Sleep deprivation has been associated with obesity, but researchers still are learning exactly what’s going on. Two research projects presented at this week’s annual sleep conference looked at what happens in the brain when a sleep-deprived person is considering: Apple? Chips?
In one of the studies, 16 healthy adults underwent fMRIs – functional magnetic resonance imaging – after a normal night’s sleep and after 24 hours of sleep deprivation. While they were in the scanner, they rated how much they wanted 80 food items, lead researcher Stephanie Greer said by phone.
After the scan, participants got the food they chose; that gave the decision more weight than just selecting a picture of a food, said Matt Walker, a UC Berkeley psychology professor.
The study is looking at the neural systems of the brain to see how they affect the decisions made.
“It seems to be about the regions higher up in the brain, specifically within the front lobe, failing to integrate all the different signals that help us normally make wise choices about what we should eat,” Greer said in a statement.

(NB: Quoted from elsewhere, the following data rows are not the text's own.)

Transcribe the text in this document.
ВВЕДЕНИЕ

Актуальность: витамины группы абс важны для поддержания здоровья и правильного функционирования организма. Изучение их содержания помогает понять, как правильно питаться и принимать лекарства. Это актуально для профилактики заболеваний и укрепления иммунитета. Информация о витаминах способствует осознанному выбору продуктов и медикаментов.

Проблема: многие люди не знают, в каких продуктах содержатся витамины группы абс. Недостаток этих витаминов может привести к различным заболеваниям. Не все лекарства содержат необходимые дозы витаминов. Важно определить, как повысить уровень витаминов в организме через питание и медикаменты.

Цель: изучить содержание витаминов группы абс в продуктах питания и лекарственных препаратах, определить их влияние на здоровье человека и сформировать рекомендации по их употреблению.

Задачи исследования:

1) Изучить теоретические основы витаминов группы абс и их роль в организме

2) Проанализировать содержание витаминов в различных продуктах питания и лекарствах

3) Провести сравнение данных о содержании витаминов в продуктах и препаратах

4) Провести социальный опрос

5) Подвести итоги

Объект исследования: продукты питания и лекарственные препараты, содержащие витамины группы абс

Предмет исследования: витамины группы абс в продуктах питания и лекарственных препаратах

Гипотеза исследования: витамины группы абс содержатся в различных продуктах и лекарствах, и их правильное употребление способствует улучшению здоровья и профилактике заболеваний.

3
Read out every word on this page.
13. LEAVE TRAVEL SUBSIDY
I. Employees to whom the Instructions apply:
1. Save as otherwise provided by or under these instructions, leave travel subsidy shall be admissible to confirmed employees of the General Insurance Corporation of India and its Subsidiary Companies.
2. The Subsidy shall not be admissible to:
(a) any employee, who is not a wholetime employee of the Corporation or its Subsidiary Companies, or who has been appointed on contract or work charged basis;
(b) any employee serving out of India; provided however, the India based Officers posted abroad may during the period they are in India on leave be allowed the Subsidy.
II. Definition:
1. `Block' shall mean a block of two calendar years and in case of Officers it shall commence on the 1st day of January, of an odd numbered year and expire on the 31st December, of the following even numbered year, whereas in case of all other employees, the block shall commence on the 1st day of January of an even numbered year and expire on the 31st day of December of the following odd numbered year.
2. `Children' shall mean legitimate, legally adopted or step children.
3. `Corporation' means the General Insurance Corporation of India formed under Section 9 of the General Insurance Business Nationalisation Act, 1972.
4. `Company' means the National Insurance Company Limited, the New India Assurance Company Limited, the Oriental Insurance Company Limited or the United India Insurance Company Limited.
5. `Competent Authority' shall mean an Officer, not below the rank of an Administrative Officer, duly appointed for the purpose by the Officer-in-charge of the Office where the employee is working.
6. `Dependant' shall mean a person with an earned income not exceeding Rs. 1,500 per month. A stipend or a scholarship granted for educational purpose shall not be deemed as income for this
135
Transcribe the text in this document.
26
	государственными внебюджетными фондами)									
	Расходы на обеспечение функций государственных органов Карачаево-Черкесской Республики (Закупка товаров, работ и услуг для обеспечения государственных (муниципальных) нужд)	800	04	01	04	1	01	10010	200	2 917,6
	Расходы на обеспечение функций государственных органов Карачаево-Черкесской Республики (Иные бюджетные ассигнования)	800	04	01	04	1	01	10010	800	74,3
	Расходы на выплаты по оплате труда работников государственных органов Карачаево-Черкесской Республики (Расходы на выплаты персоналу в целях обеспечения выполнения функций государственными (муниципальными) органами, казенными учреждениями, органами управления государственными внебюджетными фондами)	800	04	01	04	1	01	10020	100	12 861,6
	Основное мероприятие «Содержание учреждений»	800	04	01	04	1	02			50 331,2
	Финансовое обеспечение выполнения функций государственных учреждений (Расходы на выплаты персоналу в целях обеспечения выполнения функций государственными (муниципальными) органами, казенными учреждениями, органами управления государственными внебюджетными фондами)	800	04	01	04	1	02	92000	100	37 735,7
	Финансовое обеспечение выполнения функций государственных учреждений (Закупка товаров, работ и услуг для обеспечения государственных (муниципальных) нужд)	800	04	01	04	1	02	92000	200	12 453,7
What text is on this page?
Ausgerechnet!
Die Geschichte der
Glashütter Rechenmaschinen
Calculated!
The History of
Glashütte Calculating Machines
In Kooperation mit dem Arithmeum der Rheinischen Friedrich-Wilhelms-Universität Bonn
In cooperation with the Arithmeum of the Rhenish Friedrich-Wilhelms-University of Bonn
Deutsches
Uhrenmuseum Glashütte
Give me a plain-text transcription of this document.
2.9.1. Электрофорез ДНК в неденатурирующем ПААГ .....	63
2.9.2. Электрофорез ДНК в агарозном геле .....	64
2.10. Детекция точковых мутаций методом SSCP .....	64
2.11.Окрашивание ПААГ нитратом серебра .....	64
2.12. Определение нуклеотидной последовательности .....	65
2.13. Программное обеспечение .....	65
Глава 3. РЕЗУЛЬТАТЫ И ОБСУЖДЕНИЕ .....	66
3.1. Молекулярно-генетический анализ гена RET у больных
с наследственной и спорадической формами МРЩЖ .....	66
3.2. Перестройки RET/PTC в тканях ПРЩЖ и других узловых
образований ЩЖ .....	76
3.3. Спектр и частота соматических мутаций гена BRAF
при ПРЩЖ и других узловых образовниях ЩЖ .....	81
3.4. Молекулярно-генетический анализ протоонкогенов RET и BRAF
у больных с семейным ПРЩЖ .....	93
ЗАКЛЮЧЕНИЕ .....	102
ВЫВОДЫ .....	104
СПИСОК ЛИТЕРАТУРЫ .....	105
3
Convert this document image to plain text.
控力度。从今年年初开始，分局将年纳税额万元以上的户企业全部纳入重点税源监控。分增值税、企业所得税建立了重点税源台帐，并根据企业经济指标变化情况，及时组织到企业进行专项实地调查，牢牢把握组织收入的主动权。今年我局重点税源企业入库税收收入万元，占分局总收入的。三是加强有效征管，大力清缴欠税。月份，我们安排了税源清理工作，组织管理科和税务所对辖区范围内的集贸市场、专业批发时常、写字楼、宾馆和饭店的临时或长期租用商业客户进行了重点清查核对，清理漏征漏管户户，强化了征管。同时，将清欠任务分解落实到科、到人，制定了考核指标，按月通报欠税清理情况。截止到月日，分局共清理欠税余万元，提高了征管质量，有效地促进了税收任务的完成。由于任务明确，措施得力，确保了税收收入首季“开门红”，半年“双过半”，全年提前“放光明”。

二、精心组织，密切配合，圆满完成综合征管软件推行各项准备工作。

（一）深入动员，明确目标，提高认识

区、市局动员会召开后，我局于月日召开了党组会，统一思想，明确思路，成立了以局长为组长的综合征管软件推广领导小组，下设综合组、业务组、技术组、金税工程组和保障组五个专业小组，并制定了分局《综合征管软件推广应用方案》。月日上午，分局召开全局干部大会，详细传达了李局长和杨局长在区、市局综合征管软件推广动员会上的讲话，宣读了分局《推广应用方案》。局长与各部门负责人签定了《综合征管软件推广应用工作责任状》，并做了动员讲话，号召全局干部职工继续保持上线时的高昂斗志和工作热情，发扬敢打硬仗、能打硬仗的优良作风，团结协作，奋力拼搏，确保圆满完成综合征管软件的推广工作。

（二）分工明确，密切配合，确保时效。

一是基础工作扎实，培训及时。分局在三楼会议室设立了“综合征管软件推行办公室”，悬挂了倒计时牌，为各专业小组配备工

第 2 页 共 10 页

The study also showed that in sleep-deprived people factors of taste and health were less at work, said Greer, who presented her work this week at the 26th annual meeting of the Associated Professional Sleep Societies in Boston.
The second study looked at how the brain perceived healthful and unhealthful foods.
In that study, researchers from St. Luke’s-Roosevelt Hospital Center and Columbia University in New York also used fMRI, with people who had slept for four hours a night for five nights, or for up to nine hours a night for five nights. They looked at the brain images of 25 people while those people looked at images of healthful and unhealthful foods.
“The unhealthy food response was a neuronal pattern specific to restricted sleep. This may suggest greater propensity to succumb to unhealthy foods when one is sleep-restricted,” Marie-Pierre St-Onge, the study’s principal investigator, said in a statement.
The participants ate more overall and more fat after being sleep-deprived, St-Onge said.
Previous research has shown a link between sleep loss and obesity through changes in appetite and hormone regulation.
“We’ve known for a good while that sleep deprivation has an effect on obesity,” said William Kohler, medical director of the Florida Sleep Institute in Spring Hill, Fla. These studies provide “additional objective evidence that sleep and the lack of it have practical consequences.”